“I strongly supported the bipartisan Wisconsin Stewardship Fund,” a self-described Republican man from Eau Claire wrote to me.
“Conservation issues are near and dear to my heart. I will oppose any politician who does not listen to all Wisconsin constituents and give these issues due process.”
The letter came the week the state budget writing committee took up the Knowles-Nelson Stewardship Fund.
Named for Wisconsin conservation minded Republican Governor Warren Knowles and Democratic Governor Gaylord Nelson the bipartisan program usually gathers broad support. Created in 1989, the Stewardship Program provides money for purchase of lands for recreation and preservation.
According to the state’s Blue Book, over the two decades of its existence, the program spent over $500 million to acquire over 500,000 acres. State officials often work with land conservation groups who acquire the land with grants from the state and donations from individuals and use volunteer labor to maintain the land.
Just a year ago the Nature Conservancy purchased the “Twin Bluffs”, 161 acres of bluff land overlooking the Mississippi River village of Nelson. The land acquisition was made possible with a $300,000 grant from the Stewardship Program. Landowners sold land to the Nature Conservancy to protect the land including protection from sand mine development.

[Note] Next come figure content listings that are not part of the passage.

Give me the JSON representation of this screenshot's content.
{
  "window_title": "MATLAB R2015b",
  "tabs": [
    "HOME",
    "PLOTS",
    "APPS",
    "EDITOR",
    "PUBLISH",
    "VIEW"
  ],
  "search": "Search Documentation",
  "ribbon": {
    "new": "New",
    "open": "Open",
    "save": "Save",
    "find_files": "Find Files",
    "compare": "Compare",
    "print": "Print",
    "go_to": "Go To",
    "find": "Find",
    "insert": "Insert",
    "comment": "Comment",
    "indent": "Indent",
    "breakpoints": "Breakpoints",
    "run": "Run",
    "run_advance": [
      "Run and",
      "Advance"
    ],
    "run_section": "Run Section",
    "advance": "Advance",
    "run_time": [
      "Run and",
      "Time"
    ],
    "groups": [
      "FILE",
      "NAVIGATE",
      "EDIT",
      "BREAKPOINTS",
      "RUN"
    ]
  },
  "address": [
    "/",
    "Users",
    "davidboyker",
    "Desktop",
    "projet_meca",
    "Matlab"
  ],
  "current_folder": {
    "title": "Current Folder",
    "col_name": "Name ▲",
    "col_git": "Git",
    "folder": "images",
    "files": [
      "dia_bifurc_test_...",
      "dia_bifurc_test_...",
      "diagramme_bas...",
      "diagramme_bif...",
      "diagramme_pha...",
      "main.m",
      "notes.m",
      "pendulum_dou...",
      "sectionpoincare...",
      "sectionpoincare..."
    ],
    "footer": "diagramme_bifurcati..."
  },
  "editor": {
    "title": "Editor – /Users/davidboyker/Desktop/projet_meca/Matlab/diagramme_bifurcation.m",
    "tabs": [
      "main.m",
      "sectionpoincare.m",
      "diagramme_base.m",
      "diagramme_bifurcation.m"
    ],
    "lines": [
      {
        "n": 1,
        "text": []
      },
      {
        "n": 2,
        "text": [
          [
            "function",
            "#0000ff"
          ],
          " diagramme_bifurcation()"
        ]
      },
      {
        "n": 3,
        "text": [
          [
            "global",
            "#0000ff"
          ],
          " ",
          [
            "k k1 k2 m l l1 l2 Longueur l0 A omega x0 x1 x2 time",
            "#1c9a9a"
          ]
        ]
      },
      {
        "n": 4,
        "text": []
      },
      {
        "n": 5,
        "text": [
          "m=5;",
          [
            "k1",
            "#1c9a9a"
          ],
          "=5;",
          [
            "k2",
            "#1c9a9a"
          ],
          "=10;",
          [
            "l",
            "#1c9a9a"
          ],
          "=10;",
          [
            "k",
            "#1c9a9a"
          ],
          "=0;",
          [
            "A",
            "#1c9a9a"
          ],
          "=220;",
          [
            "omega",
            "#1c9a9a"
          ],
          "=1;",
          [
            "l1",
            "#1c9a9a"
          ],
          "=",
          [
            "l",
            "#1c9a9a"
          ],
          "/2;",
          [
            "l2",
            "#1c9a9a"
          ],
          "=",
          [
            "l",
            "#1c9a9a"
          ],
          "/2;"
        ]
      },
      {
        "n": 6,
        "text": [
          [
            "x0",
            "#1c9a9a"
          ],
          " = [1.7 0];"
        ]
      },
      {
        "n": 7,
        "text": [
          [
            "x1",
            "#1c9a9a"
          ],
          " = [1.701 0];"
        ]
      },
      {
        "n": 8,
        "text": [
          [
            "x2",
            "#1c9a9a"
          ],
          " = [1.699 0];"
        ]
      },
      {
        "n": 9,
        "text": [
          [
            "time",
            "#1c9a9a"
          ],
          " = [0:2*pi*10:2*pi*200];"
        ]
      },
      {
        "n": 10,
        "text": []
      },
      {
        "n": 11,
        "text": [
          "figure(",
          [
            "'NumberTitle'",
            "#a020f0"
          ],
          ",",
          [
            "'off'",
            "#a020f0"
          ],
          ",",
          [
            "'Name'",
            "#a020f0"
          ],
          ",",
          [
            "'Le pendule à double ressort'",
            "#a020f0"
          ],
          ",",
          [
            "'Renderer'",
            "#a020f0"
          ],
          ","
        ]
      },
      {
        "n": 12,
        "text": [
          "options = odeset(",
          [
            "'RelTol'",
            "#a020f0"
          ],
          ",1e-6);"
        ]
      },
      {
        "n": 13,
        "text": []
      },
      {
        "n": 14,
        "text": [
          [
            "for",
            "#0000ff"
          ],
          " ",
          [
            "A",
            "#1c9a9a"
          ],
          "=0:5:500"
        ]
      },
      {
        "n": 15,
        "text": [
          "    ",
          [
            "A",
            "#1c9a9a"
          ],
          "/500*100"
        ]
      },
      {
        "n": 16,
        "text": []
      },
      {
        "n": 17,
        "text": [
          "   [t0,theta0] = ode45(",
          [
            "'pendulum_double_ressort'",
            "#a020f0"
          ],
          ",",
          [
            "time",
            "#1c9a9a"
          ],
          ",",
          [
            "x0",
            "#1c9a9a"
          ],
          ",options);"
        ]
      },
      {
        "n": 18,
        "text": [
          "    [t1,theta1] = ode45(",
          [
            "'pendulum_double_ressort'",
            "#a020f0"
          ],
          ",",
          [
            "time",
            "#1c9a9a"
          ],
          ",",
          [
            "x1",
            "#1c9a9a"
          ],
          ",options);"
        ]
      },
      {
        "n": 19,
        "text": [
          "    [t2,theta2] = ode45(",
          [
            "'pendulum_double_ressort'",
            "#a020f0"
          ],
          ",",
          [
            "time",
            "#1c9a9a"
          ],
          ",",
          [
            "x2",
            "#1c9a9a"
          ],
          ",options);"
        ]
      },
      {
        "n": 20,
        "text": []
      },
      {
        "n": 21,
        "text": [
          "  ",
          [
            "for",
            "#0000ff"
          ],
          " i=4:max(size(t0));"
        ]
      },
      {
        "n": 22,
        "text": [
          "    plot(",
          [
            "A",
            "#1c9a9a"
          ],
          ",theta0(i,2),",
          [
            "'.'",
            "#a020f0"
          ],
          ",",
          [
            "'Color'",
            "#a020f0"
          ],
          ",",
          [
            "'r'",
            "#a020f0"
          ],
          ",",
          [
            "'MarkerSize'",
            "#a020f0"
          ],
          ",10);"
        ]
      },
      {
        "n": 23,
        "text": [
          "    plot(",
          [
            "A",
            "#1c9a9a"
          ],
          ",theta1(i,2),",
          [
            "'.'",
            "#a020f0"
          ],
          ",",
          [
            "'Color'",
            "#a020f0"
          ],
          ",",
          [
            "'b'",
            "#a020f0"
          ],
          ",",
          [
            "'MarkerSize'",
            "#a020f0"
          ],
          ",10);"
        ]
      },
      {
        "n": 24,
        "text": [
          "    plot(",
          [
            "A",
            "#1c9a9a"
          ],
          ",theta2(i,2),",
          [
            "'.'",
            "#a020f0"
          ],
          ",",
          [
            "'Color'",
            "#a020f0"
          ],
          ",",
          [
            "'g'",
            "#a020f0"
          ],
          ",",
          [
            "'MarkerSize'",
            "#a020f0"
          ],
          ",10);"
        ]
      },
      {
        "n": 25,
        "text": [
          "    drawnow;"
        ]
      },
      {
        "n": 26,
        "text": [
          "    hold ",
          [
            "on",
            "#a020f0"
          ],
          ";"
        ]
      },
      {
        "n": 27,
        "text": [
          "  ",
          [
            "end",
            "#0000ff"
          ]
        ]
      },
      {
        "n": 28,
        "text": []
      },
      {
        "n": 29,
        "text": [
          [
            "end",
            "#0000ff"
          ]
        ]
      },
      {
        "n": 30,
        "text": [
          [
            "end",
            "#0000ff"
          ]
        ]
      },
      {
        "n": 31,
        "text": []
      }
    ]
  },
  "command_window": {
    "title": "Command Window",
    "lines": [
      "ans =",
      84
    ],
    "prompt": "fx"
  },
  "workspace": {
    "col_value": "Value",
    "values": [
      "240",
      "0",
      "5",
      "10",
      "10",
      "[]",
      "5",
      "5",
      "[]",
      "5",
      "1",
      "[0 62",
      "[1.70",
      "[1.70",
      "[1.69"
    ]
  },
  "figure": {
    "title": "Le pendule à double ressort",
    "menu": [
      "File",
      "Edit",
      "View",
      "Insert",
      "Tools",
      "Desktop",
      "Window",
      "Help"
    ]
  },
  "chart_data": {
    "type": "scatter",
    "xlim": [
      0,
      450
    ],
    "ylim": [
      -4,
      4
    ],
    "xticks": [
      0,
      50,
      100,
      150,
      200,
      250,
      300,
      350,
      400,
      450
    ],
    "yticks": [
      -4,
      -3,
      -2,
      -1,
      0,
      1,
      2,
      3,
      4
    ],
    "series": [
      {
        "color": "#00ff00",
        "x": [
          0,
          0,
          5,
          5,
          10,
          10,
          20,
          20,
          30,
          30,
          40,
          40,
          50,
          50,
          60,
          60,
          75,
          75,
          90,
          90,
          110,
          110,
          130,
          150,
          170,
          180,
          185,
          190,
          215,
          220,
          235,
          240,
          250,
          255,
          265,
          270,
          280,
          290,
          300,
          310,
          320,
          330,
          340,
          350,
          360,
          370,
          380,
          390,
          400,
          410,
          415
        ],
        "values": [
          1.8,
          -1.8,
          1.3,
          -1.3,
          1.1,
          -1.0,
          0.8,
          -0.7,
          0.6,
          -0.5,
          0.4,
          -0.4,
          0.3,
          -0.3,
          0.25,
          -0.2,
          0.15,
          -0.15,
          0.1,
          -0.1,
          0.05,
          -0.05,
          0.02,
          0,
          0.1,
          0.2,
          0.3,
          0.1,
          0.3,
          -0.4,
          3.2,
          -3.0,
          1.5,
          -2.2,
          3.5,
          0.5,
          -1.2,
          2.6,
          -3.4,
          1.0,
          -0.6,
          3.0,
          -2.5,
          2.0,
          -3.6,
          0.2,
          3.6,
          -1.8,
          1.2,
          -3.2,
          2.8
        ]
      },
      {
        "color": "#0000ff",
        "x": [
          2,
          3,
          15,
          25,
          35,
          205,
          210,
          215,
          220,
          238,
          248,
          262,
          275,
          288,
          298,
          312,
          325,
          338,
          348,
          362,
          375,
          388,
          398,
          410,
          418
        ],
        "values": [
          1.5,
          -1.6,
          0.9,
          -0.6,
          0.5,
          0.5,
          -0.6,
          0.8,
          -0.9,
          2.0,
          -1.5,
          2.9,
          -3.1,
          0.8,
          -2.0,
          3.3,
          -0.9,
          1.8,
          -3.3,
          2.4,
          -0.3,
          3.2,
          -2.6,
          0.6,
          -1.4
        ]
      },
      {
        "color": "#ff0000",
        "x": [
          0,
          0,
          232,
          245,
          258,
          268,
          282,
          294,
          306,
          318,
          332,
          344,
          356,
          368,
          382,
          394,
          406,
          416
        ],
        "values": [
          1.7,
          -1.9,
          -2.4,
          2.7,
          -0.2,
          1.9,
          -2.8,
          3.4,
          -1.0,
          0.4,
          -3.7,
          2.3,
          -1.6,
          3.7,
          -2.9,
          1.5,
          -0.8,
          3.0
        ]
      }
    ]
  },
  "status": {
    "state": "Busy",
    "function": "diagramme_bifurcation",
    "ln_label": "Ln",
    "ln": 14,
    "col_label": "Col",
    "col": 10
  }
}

The state uses bonding authority – the sale of bonds is how the state takes on debt- to finance the Stewardship Program. Increasing debt was the justification for members of the budget writing committee to vote to cut the Stewardship Program.
In a partisan vote, the committee trimmed funds by a little more than 20% in the first year of the coming budget and another 9% going forward. Land conservation groups were justifiably unhappy with the cuts.
But what they found more disturbing was the Finance Committee’s vote to require the state sell over 10,000 acres of Stewardship land in the next four years and require the sale of at least 250 acres more of farmland every year for the next seven years.
The Finance committee action will have conservation officials draw a line around the boundaries of projects established by May 1, 2013 and sell all land not within those boundaries and acquire no new land that is not within these boundaries.
In this rather cryptic description I was left to wonder what exactly the budget committee had in mind for land sales over the next few years.
Using increasing debt as the justification for the seeming shutdown of future projects may be the way Republicans obtain citizen support for the changes to the Stewardship program.
The gentleman who wrote to me about the Stewardship Fund shared his thoughts on spending:
“I voted Republican in the last election largely because I thought it was imperative to bring our state spending under control by making tough decisions. I still support that objective and the way it was done”.
That debt is climbing is indisputable. But conservation groups, like Gathering Waters Conservancy, argue the cause is not the Stewardship Fund. While state debt has increased, the program’s contribution to the debt remained relatively stable.
Cynics in the Capitol suggest there is another intent among leaders that has nothing to do with reining in state debt. Some allege there is a connection between the Governor’s request in the budget to sell off state assets in possible “no bid” contracts and the sale of thousands of acres of Stewardship land.
Clean Wisconsin, an environmental leader in the state, in a prepared statement, asked “What will they sell? The 400 acres of Stewardship land at Devil’s Lake? Protected parts of the Ice Age Trail? It’s disheartening and frustrating that the Legislature put stewardship back on the chopping block and now wants to sell off these precious resources to the highest bidder.”
I would argue that if the sale of state assets passes as written, there may be a sale – but it doesn’t have to be the highest bidder.
No conservation-minded Democrat or Republican should support a no-bid sale of state Stewardship land.